# Activity 5: Law of Large Numbers and Central Limit Theorem
In this activity, we will learn about 
1. Statstical simulation
2. Graphing
3. Understanding sampling bias


## Part 1: Simulated Survey Data

Imagine you are running a UX study for a new app feature. You survey users with the question:

> **"Were you satisfied with this product?"**  

This question has a **binary outcome** — users either say "Yes" (satisfied) or "No" (not satisfied).

We will start by generating a **simulated population dataset** of 1,000 users, where 70% of users are satisfied. This will represent the *true population* from which we will later draw samples.

Let's build up to this by doing a series of exercises to learn about the random.choice function from the numpy library and the DataFrame function in the pandas library. 


In [1]:
# Import numpy, pandas, matplotlib and seaborn

# Set a random seed 

# Let's learn about np.random.choice 
# Read documentation: https://numpy.org/doc/stable/reference/random/generated/numpy.random.choice.html 

# Generate a single random choice between 0 and 1 

# Generate a random choice between ['Satisfied','Not Satisfied']

# Generate 10 random choices between 0 and 1

# Generate 10 random chocies between 0 and 1 where 1 is chosen 90% of the time 

# What kind of object does np.random.choice generate in python? 

# Let's learn about the DataFrame function from the pandas library
# Read documentation: https://pandas.pydata.org/docs/reference/api/pandas.DataFrame.html

# Generate a pandas DataFrame composed of 10 random choices between 0 and 1 where 1 is chosen 60% of the time 

# What kind of object does DataFrame generate in python? 

# Generate a pandas DataFrame 
# * composed of 1000 random choices 
# * between 0 and 1 
# where 1 is chosen 70% of the time  
# and the column is called satisfaction 
# To do this, let's define variables for 'population size' and 'satisfaction probability'
# Call the dataset "population"

# Inspect the first 10 rows of this dataframe 

# Inspect 10 rows in the middle of this dataframe

# Print the length of this dataframe using a formatted string 


## Part 2: Sampling from the Population

In real research, we usually **don’t have data from the entire population**.  
Instead, we take a **sample** — a smaller subset of people — and try to use it to learn about the population.
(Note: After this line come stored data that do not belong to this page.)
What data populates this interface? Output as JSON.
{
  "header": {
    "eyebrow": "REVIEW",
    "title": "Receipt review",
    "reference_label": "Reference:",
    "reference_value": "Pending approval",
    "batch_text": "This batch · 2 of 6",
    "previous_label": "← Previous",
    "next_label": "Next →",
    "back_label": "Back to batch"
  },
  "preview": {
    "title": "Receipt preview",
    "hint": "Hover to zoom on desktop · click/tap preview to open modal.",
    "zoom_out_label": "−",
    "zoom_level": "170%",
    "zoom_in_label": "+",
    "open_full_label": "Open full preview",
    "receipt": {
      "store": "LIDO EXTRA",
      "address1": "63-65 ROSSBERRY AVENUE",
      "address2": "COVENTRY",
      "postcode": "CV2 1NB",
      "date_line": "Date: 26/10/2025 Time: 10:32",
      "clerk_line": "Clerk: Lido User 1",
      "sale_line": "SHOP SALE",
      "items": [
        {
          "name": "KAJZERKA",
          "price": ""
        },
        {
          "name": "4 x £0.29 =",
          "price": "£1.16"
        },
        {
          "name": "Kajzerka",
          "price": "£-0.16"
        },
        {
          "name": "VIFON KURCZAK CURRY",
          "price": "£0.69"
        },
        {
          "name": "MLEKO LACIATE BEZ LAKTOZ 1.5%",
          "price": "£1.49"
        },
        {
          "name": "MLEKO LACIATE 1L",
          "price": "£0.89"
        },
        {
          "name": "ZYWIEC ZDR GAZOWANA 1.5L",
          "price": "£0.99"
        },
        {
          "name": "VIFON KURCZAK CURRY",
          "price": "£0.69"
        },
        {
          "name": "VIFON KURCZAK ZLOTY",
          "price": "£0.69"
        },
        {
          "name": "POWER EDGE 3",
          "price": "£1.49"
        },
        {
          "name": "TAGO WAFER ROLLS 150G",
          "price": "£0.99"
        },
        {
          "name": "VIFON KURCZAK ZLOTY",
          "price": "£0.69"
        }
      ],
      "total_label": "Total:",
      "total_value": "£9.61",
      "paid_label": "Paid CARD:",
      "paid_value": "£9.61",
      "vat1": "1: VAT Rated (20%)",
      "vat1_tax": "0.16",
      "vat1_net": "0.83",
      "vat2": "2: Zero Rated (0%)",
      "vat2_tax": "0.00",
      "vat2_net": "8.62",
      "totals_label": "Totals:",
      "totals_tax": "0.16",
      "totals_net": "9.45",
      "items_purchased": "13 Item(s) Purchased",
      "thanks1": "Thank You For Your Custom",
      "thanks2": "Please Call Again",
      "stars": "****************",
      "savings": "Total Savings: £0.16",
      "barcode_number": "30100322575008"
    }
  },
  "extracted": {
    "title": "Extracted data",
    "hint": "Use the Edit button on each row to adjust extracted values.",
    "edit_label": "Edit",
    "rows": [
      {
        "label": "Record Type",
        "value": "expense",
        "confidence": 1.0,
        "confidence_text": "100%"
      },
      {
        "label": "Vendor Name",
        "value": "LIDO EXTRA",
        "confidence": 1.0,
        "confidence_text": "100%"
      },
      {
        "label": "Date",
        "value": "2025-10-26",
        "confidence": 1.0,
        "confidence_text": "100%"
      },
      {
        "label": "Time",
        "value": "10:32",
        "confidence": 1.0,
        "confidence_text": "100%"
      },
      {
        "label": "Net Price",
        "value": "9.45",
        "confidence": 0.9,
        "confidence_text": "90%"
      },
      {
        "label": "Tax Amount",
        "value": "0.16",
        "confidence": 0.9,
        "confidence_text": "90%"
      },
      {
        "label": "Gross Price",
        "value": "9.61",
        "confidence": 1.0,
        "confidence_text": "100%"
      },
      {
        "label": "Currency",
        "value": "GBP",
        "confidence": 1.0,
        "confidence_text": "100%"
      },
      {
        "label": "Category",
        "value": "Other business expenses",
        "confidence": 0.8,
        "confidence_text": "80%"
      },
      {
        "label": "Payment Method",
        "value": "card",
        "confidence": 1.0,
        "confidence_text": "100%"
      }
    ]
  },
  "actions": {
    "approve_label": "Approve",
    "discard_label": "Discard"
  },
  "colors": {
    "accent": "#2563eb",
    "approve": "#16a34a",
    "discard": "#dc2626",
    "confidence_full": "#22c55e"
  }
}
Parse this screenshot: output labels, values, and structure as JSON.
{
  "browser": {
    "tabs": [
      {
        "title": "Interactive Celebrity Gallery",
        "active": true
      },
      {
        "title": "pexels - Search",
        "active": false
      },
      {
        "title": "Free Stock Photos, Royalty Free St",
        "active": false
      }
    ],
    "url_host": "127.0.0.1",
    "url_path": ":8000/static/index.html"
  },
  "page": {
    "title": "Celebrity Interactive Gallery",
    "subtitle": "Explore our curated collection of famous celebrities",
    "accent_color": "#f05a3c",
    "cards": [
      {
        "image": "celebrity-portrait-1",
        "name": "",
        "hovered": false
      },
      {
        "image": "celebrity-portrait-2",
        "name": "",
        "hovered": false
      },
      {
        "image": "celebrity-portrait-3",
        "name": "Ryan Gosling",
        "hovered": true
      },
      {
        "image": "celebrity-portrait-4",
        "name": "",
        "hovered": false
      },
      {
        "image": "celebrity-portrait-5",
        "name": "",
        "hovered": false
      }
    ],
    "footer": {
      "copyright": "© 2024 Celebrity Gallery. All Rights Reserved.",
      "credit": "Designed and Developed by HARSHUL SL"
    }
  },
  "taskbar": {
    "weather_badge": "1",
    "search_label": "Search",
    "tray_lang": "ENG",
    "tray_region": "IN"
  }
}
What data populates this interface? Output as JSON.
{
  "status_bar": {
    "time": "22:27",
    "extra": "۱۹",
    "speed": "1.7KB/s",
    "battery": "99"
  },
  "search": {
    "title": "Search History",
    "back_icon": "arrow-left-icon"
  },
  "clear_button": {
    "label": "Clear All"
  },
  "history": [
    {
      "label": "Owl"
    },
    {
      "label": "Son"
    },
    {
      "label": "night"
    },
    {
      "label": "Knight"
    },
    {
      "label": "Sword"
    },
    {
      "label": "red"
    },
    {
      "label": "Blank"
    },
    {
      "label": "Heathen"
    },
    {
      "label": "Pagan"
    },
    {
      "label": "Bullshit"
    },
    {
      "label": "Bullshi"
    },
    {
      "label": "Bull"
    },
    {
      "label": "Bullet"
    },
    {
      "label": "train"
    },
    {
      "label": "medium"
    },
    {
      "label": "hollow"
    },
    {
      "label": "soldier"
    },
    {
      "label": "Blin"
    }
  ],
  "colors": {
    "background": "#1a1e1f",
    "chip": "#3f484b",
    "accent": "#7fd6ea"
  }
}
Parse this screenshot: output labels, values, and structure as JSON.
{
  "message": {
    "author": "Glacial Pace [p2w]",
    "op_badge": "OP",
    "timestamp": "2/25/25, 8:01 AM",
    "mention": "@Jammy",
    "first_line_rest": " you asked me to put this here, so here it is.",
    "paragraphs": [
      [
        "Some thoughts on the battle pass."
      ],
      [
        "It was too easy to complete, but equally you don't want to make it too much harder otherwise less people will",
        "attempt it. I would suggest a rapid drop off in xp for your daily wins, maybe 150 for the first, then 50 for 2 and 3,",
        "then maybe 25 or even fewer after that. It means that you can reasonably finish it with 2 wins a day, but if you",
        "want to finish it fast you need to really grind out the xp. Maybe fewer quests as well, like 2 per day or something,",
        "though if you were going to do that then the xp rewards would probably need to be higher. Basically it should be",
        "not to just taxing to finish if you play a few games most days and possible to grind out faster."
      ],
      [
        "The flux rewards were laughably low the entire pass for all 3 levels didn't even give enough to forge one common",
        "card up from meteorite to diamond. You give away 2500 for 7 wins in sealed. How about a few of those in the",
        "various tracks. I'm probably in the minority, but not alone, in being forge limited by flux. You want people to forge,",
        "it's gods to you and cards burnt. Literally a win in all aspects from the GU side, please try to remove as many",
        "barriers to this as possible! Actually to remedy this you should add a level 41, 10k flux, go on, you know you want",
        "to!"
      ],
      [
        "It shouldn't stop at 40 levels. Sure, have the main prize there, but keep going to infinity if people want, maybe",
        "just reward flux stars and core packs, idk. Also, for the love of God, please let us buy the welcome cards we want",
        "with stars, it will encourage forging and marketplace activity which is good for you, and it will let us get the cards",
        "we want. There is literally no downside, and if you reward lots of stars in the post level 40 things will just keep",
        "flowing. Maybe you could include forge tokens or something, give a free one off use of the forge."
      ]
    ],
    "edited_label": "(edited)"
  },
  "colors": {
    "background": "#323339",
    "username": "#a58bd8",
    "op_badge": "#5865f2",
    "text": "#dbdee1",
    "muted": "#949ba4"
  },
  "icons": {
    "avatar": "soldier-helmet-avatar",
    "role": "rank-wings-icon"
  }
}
Let’s see what happens when we draw random samples from our `df` DataFrame.

We’ll start small (10 people), and then try larger samples (like 100 or 500 people) to see how the sample average compares to the true population average.


In [2]:
# Calculate and print the true population mean, rounding to 2 digits. 

# Let's use the .sample function from the pandas library to sample 10 
# Documentation: https://pandas.pydata.org/docs/reference/api/pandas.DataFrame.sample.html 

# Use .sample and .mean to compute the mean of a sample of 20 observations

# Let's write a function that:
# - takes two arguments: a one column dataset and sample size 
# - and returns: the mean

# Run the function to get the mean of a sample of 30 observations


## Part 3: Visualizing the Law of Large Numbers

The **Law of Large Numbers** says that as we take larger and larger samples from a population,  
our sample mean should get closer to the *true population mean.*

Let’s see this visually.

We’ll:
1. Take samples of increasing size (10, 20, 30, … up to 1000).
2. Compute the mean for each sample.
3. Plot those means to see how they behave as the sample grows.


In [3]:
# Create a list of sample sizes from 10 to 1000, going by 10, using the range() function
### Documentation: https://docs.python.org/3/library/stdtypes.html#typesseq-range 

# Inspect the 9th item in the list 

### Aside: List Comprehension 
# Create a range from 1 to 10 

# Create a for loop to print 10 * each value in the range

# Create a list containin 10 times each value in the range using "list comprehension"

# Print the 7th element of the list 

### Aside Concluded ### 
# Using List Comprehension, apply custom function to each sample size 

# Create a plot with : 
# - y axis sample size
# - x axis 
# - red dashed line for population mean (axhline)
# - label x and y axis 


## Part 4: The Central Limit Theorem (CLT)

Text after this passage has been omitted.